Segundo ele, houve um amadurecimento do regime de metas de inflação após mais de 20 anos, que ajudou a colocar as expectativas próximas às metas. Ele cita ainda a forte recessão de 2015 e 2016, que fez com que os preços de serviços finalmente cedessem, e um ajuste fiscal gradual a partir daquele ano.
“No nosso caso, o grande risco em relação à dificuldade de manter os juros em níveis mais baixos que os do passado tem a ver com o fiscal, se a gente tiver uma ruptura de regime fiscal e uma sensação de que a trajetória de sustentabilidade de dívida pública está ameaçada”, afirma Loes.
Sobre o forte movimento de migração de investimentos da poupança e fundos que acompanham variação da taxa básica nos últimos anos, ele avalia que ainda há espaço para essa realocação de recursos –para títulos privados ou renda variável–, mesmo com uma Selic em torno de 6% ao ano.
“A gente ainda não chegou nem na metade desse processo de realocação, em um Brasil com taxas de juros permanentemente mais baixa do que a gente se acostumou durante décadas”, afirma Loes.
Paulo Gala, CEO e economista da Fator Administração de Recursos, afirma que os dois fatores que explicam a queda dos juros no Brasil para o nível atual são o desemprego elevado, que fez a inflação despencar, e o nível de reservas que ajudou a evitar uma desvalorização maior do real.

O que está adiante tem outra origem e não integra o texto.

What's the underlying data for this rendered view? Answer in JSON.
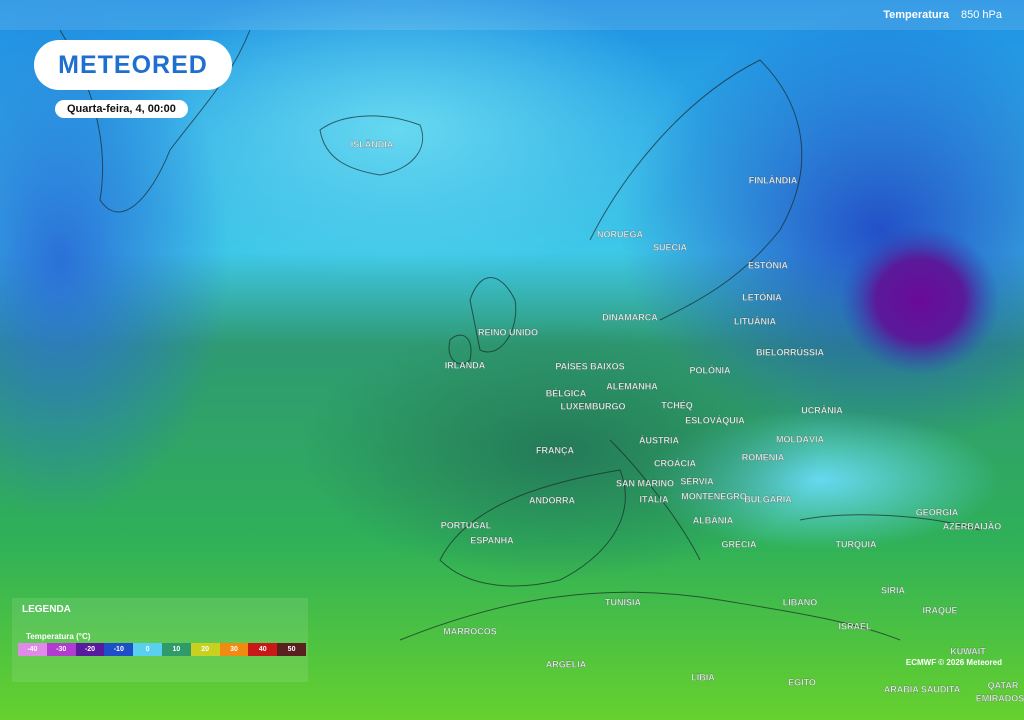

Gala avalia que a taxa básica deve subir para zerar o juro real, que atualmente está negativo, mas afirma ver um nível para a Selic inferior ao consenso de mercado.
Para ele, depois de o Brasil ter juros reais negativos durante a crise gerada pela pandemia, os próximos anos devem ser marcados por um período de juro real zero, considerando inflação na meta, nível ainda elevado de ociosidade da economia e uma política fiscal restritiva.
“Vamos dizer que a inflação convirja para 3,5%, e a Selic chegue a 3,5% daqui um ano e meio. Acima disso eu acho que é muito difícil. Não consigo enxergar o juro real positivo no Brasil dada essa situação calamitosa que a gente vive”, afirma Gala.